Элли кивнула, но в глаза ей смотреть не могла.
– Мам, можно тебе сказать кое-что?
Улыбка матери погасла, она напряглась всем телом.
– Ты же знаешь, что можешь рассказать мне обо всем.
– Карин Маккензи отказалась сдавать экзамены. Она вообще в школу не ходит.
Повисла неловкая тишина. Элли кусала губу. Не надо было ничего говорить, но так трудно было держать в себе столько всего. Бывало, и что полегче выскальзывало наружу.
– У меня была подруга, – проговорила мать, – на которую напали двое мужчин, затащили в машину. Она не придумала, все было на самом деле. Ужасная жестокость, но она нашла способ изменить свою жизнь, и изменила.
– И что это значит?
– Это значит, – ответила ее мать, вставая и смахивая с брюк несуществующие пылинки, – что мы сами строим наше счастье.
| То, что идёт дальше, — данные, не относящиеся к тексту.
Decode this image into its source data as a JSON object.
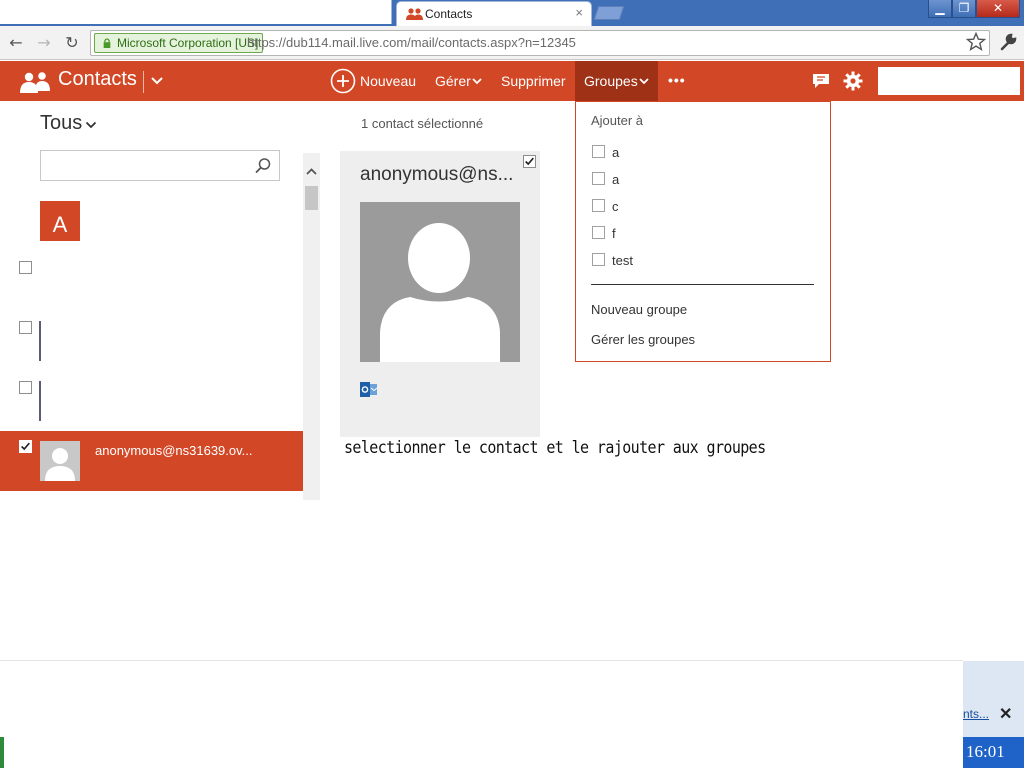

Мне надо поговорить с установщиками шатра. Услышишь машину – зови. Не хочу пропустить его приезд. И если тебе нечем заняться, развесь шарики.
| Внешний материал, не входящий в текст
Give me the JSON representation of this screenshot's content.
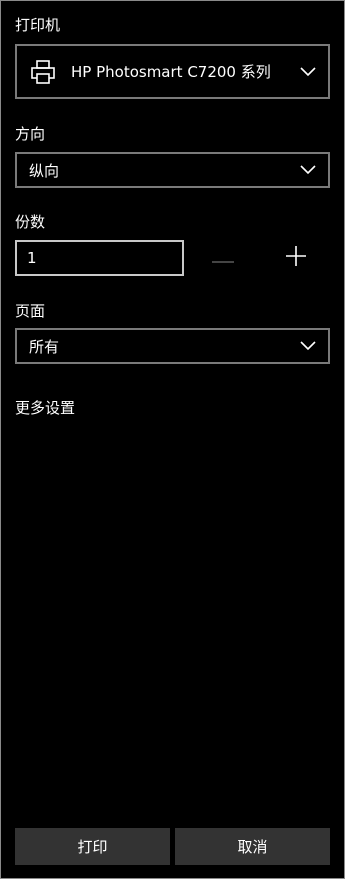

Иногда Элли представляла Карин Маккензи как какое-то чудовище в плаще с капюшоном и когтями. Заливаясь маниакальным смехом, чудовище затаскивало Тома в зловонную яму. Но в реальной жизни Карин была всего лишь девчонкой, высокой, худенькой, с длинными темными волосами, и жила в многоквартирном доме на другом конце города. Том ей нравился, причем, судя по всему, уже давно. В тот субботний вечер она явно пыталась привлечь его внимание: яркие красные ногти, фиолетовая помада и пылающе – оранжевая мини-юбка, плотно обтягивающая бедра. В школе Карин славилась тем, что хорошо рисовала, а в других предметах, в общем-то, и не преуспела. Но все равно глупо отказываться от экзаменов – даже пара зачетов уже могли быть пропуском в колледж, началом неплохой карьеры. Бросишь все в одиннадцатом классе, и некоторые возможности упустишь навсегда.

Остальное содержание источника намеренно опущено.